Tracy K. Smith chats with and signs copies of American Journal for audience members at the Jean Lafitte Wetlands Acadian Cultural Center in Thibodaux, LA. Credit: Kevin Rabalais.

That evening the town of Thibodaux welcomed us with a reception before Tracy’s reading. Tracy talked about her motivation for the “American Conversations” project, in which she has traveled to rural America, from Alaska to Louisiana and elsewhere, to learn “what poems say” to people. One man had brought his daughter to the event, part of what he called “a daddy-daughter date night.” Another man said he and his girlfriend had flown in from Tampa, Florida, just to hear Tracy. “She loves poetry, and I wanted her to see the poet laureate.” “This was a complete surprise to me. … A wonderful gift,” said the girlfriend, who is a teacher of poetry. (You can view a video of the event and audience reception here.)

Following the reception, a nearly packed house awaited inside the auditorium of the Wetlands Acadian Cultural Center at the Jean Lafitte National Historical Park and Preserve on Bayou Lafourche (population 14,500). Jim Davis introduced Tracy, who is not only a great poet but also a great evangelizer for her craft. “Poetry is vital to our lives,” she opened. “So many things today are pulling us in so many different directions. … They pull us out of conversations with our inner voice. … Poetry can take us back. It lets us slow down.”

Her use of the words “slow down” may have been unconscious or intentional, but it was apt, as “The Slowdown” is the title of a new podcast Tracy does every weekday. In fact, the idea for the show surfaced during her pilot trips for “American Conversations” last year. Earlier this week, the show began its broadcast on public radio stations in seven cities, including San Francisco, Honolulu and Charleston, W. Va. American Public Media produces the show in association with the Library of Congress and the Poetry Foundation.

Tracy read from her most recent book, Wade in the Water. I have heard her read this poem several times at various venues in other states, and I never tire of it; it is one of those great poems that offers new meanings each time you hear it or read it: “I Will Tell You the Truth About This, I Will Tell You All About It.” Tracy talked about how she wrote it, after reading some Civil War letters from black soldiers trying to claim their rightfully earned pensions. Rather than reflect on the letters themselves, Tracy artfully wove bits and pieces of the letters, preserving the spellings, to create something that is much more powerful than the sum of its parts.

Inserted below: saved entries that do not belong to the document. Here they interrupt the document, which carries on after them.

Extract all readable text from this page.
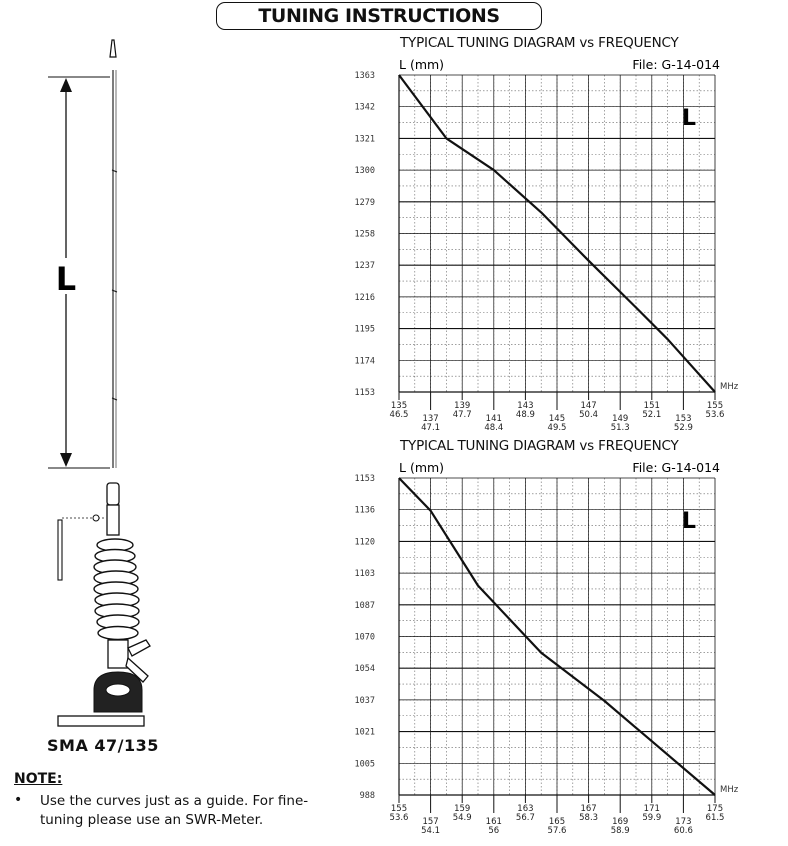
TUNING INSTRUCTIONS
L
SMA 47/135
NOTE:
•	Use the curves just as a guide. For fine-tuning please use an SWR-Meter.
TYPICAL TUNING DIAGRAM vs FREQUENCY
1363
1342
1321
1300
1279
1258
1237
1216
1195
1174
1153
L (mm)	File: G-14-014
L
MHz
135
46.5 137
47.1
139
47.7 141
48.4
143
48.9 145
49.5
147
50.4 149
51.3
151
52.1 153
52.9
155
53.6
TYPICAL TUNING DIAGRAM vs FREQUENCY
1153
1136
1120
1103
1087
1070
1054
1037
1021
1005
988
L (mm)	File: G-14-014
L
MHz
155
53.6 157
54.1
159
54.9 161
56
163
56.7 165
57.6
167
58.3 169
58.9
171
59.9 173
60.6
175
61.5
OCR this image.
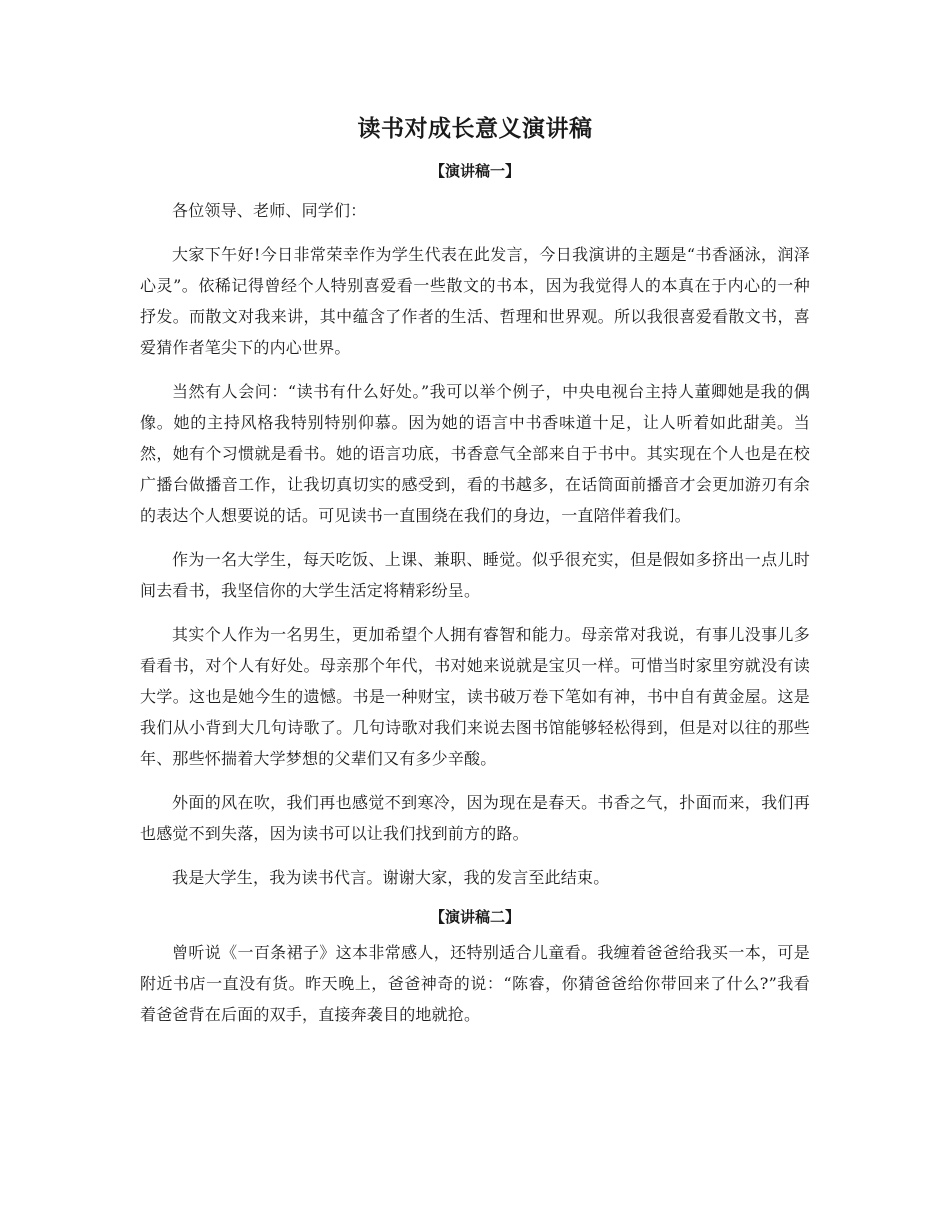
读书对成长意义演讲稿
【演讲稿一】

各位领导、老师、同学们：

大家下午好!今日非常荣幸作为学生代表在此发言，今日我演讲的主题是“书香涵泳，润泽心灵”。依稀记得曾经个人特别喜爱看一些散文的书本，因为我觉得人的本真在于内心的一种抒发。而散文对我来讲，其中蕴含了作者的生活、哲理和世界观。所以我很喜爱看散文书，喜爱猜作者笔尖下的内心世界。

当然有人会问：“读书有什么好处。”我可以举个例子，中央电视台主持人董卿她是我的偶像。她的主持风格我特别特别仰慕。因为她的语言中书香味道十足，让人听着如此甜美。当然，她有个习惯就是看书。她的语言功底，书香意气全部来自于书中。其实现在个人也是在校广播台做播音工作，让我切真切实的感受到，看的书越多，在话筒面前播音才会更加游刃有余的表达个人想要说的话。可见读书一直围绕在我们的身边，一直陪伴着我们。

作为一名大学生，每天吃饭、上课、兼职、睡觉。似乎很充实，但是假如多挤出一点儿时间去看书，我坚信你的大学生活定将精彩纷呈。

其实个人作为一名男生，更加希望个人拥有睿智和能力。母亲常对我说，有事儿没事儿多看看书，对个人有好处。母亲那个年代，书对她来说就是宝贝一样。可惜当时家里穷就没有读大学。这也是她今生的遗憾。书是一种财宝，读书破万卷下笔如有神，书中自有黄金屋。这是我们从小背到大几句诗歌了。几句诗歌对我们来说去图书馆能够轻松得到，但是对以往的那些年、那些怀揣着大学梦想的父辈们又有多少辛酸。

外面的风在吹，我们再也感觉不到寒冷，因为现在是春天。书香之气，扑面而来，我们再也感觉不到失落，因为读书可以让我们找到前方的路。

我是大学生，我为读书代言。谢谢大家，我的发言至此结束。

【演讲稿二】

曾听说《一百条裙子》这本非常感人，还特别适合儿童看。我缠着爸爸给我买一本，可是附近书店一直没有货。昨天晚上，爸爸神奇的说：“陈睿，你猜爸爸给你带回来了什么?”我看着爸爸背在后面的双手，直接奔袭目的地就抢。
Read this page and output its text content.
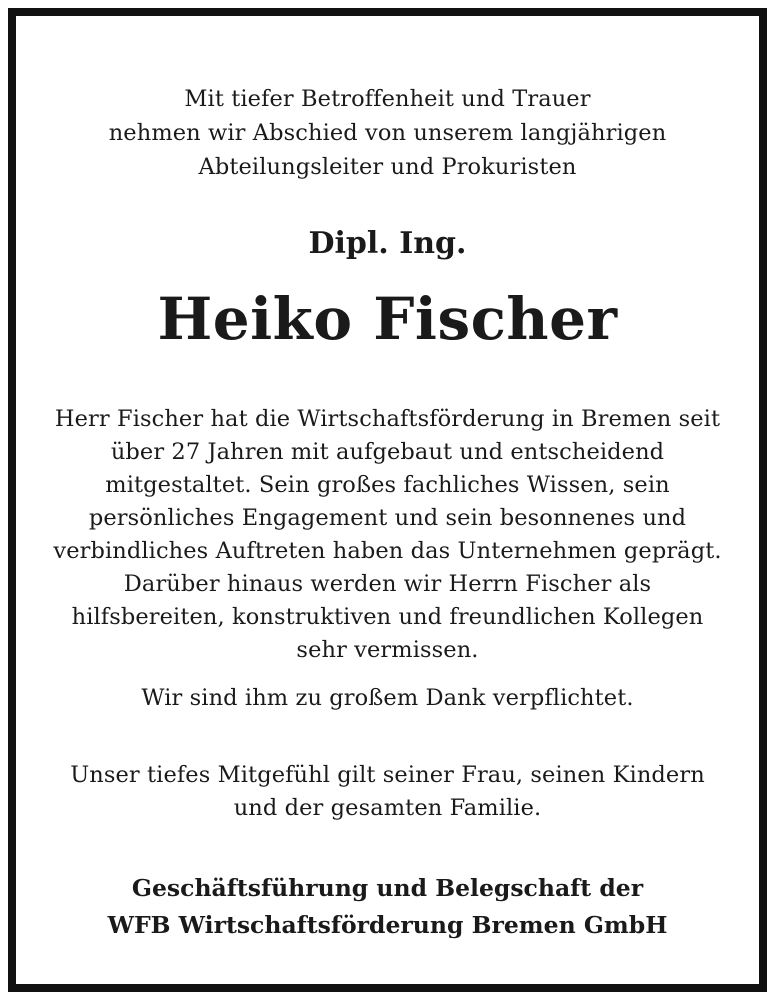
Mit tiefer Betroffenheit und Trauer
nehmen wir Abschied von unserem langjährigen
Abteilungsleiter und Prokuristen
Dipl. Ing.
Heiko Fischer
Herr Fischer hat die Wirtschaftsförderung in Bremen seit
über 27 Jahren mit aufgebaut und entscheidend
mitgestaltet. Sein großes fachliches Wissen, sein
persönliches Engagement und sein besonnenes und
verbindliches Auftreten haben das Unternehmen geprägt.
Darüber hinaus werden wir Herrn Fischer als
hilfsbereiten, konstruktiven und freundlichen Kollegen
sehr vermissen.
Wir sind ihm zu großem Dank verpflichtet.
Unser tiefes Mitgefühl gilt seiner Frau, seinen Kindern
und der gesamten Familie.
Geschäftsführung und Belegschaft der
WFB Wirtschaftsförderung Bremen GmbH
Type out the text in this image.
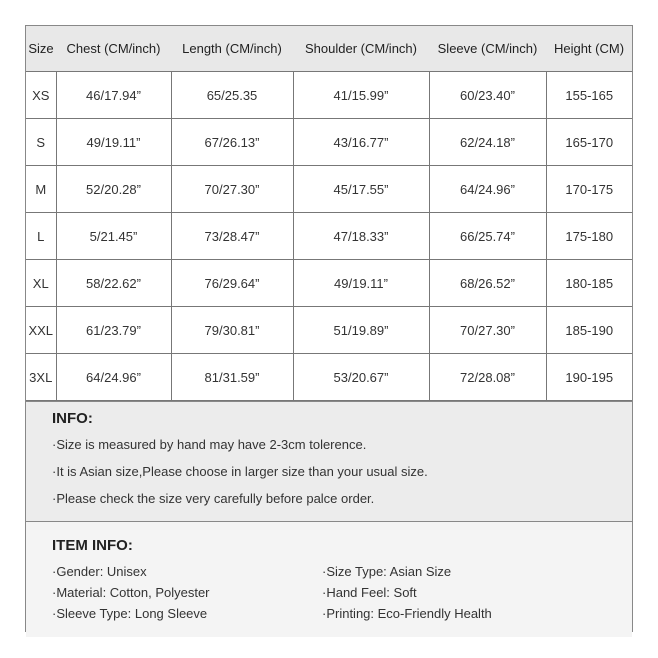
Size	Chest (CM/inch)	Length (CM/inch)	Shoulder (CM/inch)	Sleeve (CM/inch)	Height (CM)
XS	46/17.94”	65/25.35	41/15.99”	60/23.40”	155-165
S	49/19.11”	67/26.13”	43/16.77”	62/24.18”	165-170
M	52/20.28”	70/27.30”	45/17.55”	64/24.96”	170-175
L	5/21.45”	73/28.47”	47/18.33”	66/25.74”	175-180
XL	58/22.62”	76/29.64”	49/19.11”	68/26.52”	180-185
XXL	61/23.79”	79/30.81”	51/19.89”	70/27.30”	185-190
3XL	64/24.96”	81/31.59”	53/20.67”	72/28.08”	190-195
INFO:

·Size is measured by hand may have 2-3cm tolerence.

·It is Asian size,Please choose in larger size than your usual size.

·Please check the size very carefully before palce order.

ITEM INFO:
·Gender: Unisex	·Size Type: Asian Size
·Material: Cotton, Polyester	·Hand Feel: Soft
·Sleeve Type: Long Sleeve	·Printing: Eco-Friendly Health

Will you see that the colored men fighting now
are fairly treated. You ought to do this
and do it at once, Not let the thing run along
meet it quickly and manfully. We poor oppressed ones
appeal to you, and ask fair play—

[. . .]

I have nothing more to say
hoping that you will lend a listening ear
to an umble soldier
I will close—

Tracy K. Smith reads and discusses poems from American Journal with a packed room at the South Lafourche Public Library in Cut Off, LA. Credit: Kevin Rabalais.

The next morning we arrived at the final event of this, our final tour with “American Conversations.” We were at the South Lafourche Library in Cut Off (population, 5,600). The library was in a strip shopping center in a repurposed Wal-Mart. The diverse population of the town includes bayou Cajuns, as well as Mexicans and Vietnamese, many of whom work as fishermen and shrimpers.

Kevin Young’s “Crowning,” a poem about the birth of the writer’s child, is one that Tracy often reads from American Journal. Young tells us how the umbilical cord is “still rooting / you to each other, to the other / world, into this afterlife / among us living.”

Everywhere Tracy has read this poem people always comment about this phrase, about the unique way Young refers to our time on earth as an “afterlife,” one that follows life in the womb.

When it was all over, I was somewhat saddened that there would be no more road trips with Tracy, that I would not be meeting more Americans living in places I had never been to, that I would not get to hear how, as prosaic as this may sound, people everywhere mostly have the same needs and the same desires. This once-in-a-lifetime experience is something I will never forget.